Argentine President Cristina Fernandez de Kirchner lost a key grain export tax vote in the Senate on July 17 after a four- month farmers' strike that led to food shortages and higher inflation eroded her support. Moody's says it expects growth to slow, crimping tax revenue as Fernandez boosts spending.
``If revenues fail to keep up with spending, the government has little political leeway to sustain budget surpluses by cutting expenditures,'' Torres said in today's statement. ``At the same time, inflation is exacerbating political tensions, and a lack of credible official data on inflation raises questions about the government's ability and willingness to pay its debt.''
Government data puts annual inflation at 9.1 percent. S&P said on Aug. 11 that private estimates place it above 20 percent.
Uruguay Decouples
Moody's also said that it placed neighboring Uruguay's foreign- and local-currency bond ratings on review for a possible increase, citing strong growth and credit profile improvements. Argentina's 2001 debt default and financial meltdown had undercut Uruguay's smaller economy.

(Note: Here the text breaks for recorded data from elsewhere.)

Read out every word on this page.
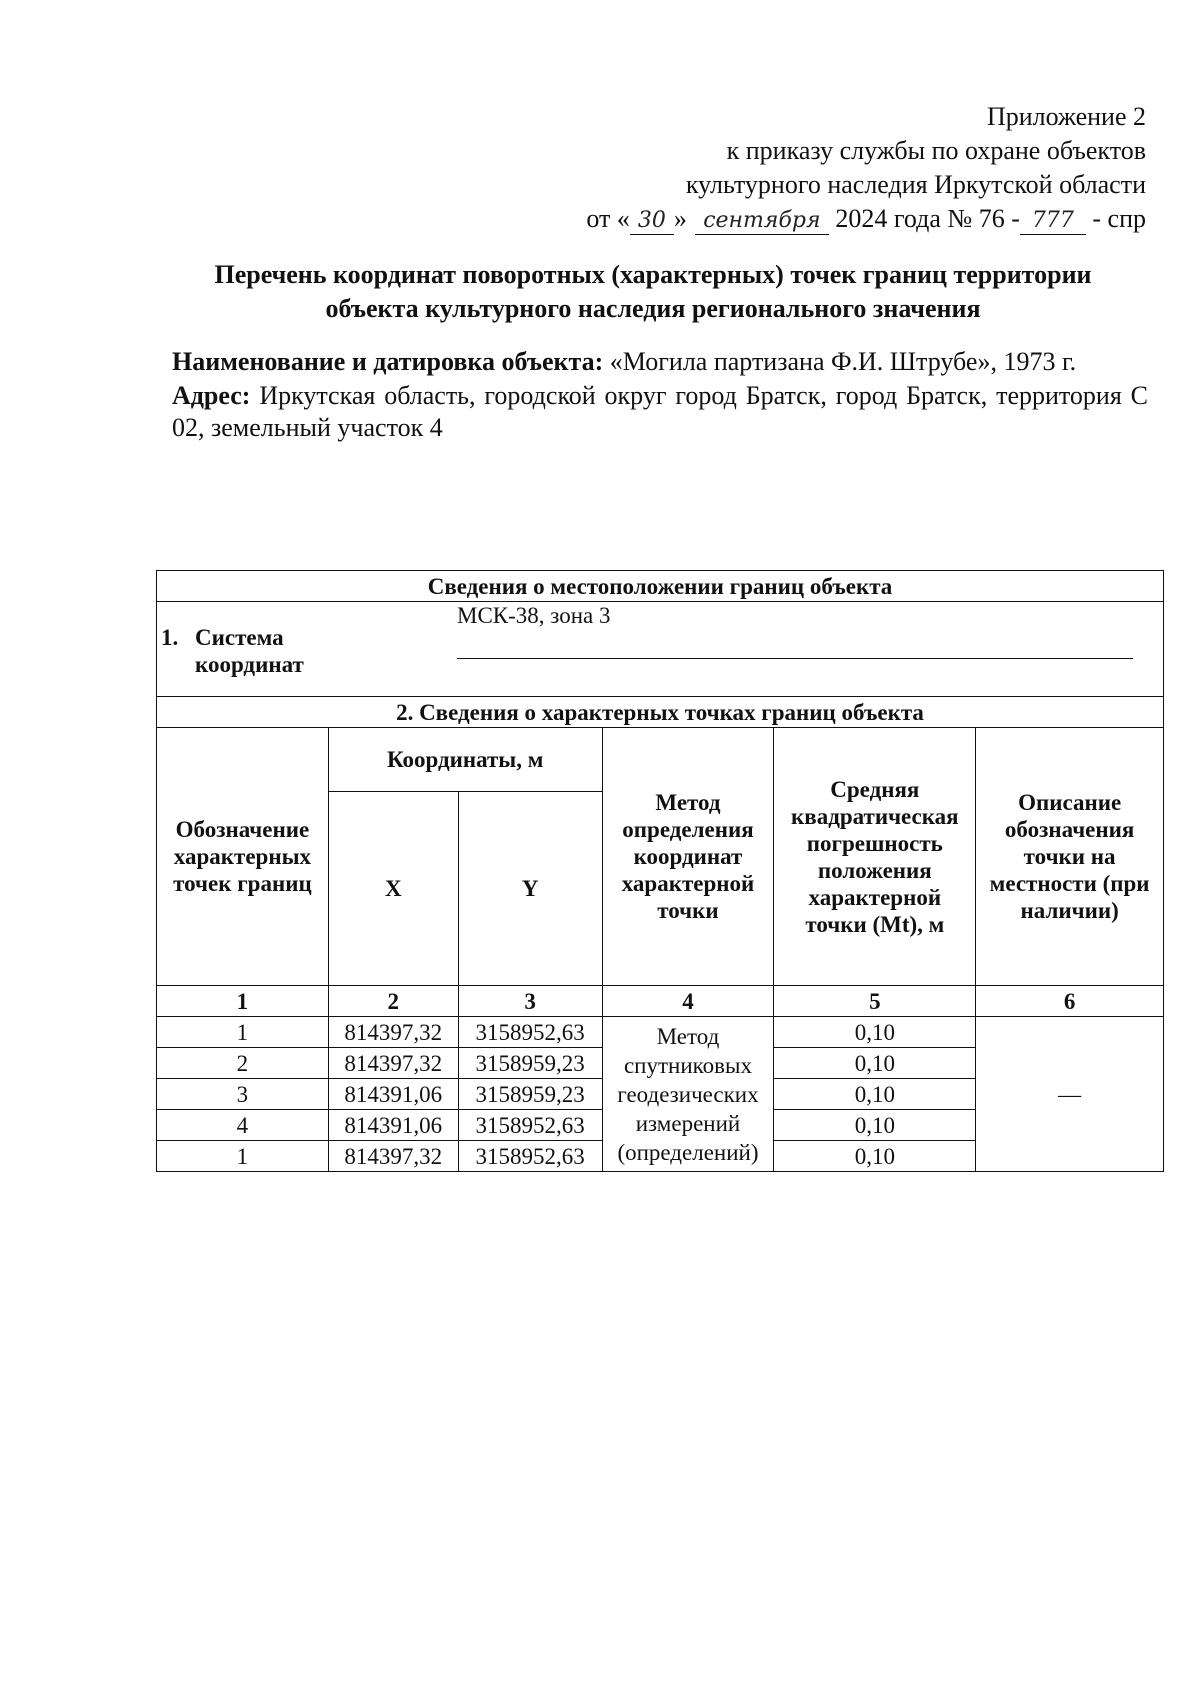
Приложение 2
к приказу службы по охране объектов
культурного наследия Иркутской области
от « 30 » сентября 2024 года № 76 - 777 - спр
Перечень координат поворотных (характерных) точек границ территории
объекта культурного наследия регионального значения
Наименование и датировка объекта: «Могила партизана Ф.И. Штрубе», 1973 г.
Адрес: Иркутская область, городской округ город Братск, город Братск, территория С 02, земельный участок 4
Сведения о местоположении границ объекта					
1. Система
координат
МСК-38, зона 3					

2. Сведения о характерных точках границ объекта					
Обозначение характерных точек границ	Координаты, м		Метод определения координат характерной точки	Средняя квадратическая погрешность положения характерной точки (Mt), м	Описание обозначения точки на местности (при наличии)
	X	Y			
1	2	3	4	5	6
1	814397,32	3158952,63	Метод спутниковых геодезических измерений (определений)	0,10	—
2	814397,32	3158959,23		0,10	
3	814391,06	3158959,23		0,10	
4	814391,06	3158952,63		0,10	
1	814397,32	3158952,63		0,10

``In the past few years, Uruguay has been able to diversify its economy away a bit from the Argentine economy,'' expanding its base of trading partners worldwide, said Pablo Morra, an economist with Goldman Sachs Group Inc. in New York. ``Uruguay can still do well even if Argentina weakens significantly.''
Argentine bonds climbed for a fourth day, buoyed by a government plan to repurchase debt. The government started the program after its bonds plummeted last week following an Aug. 2 news conference in which Fernandez defended government policies and inflation data.
The yield on Argentina's inflation-linked peso bonds due in December 2033 fell 13 basis points, or 0.13 percentage point, today to 9.896 percent, according to Citigroup Inc.'s local unit.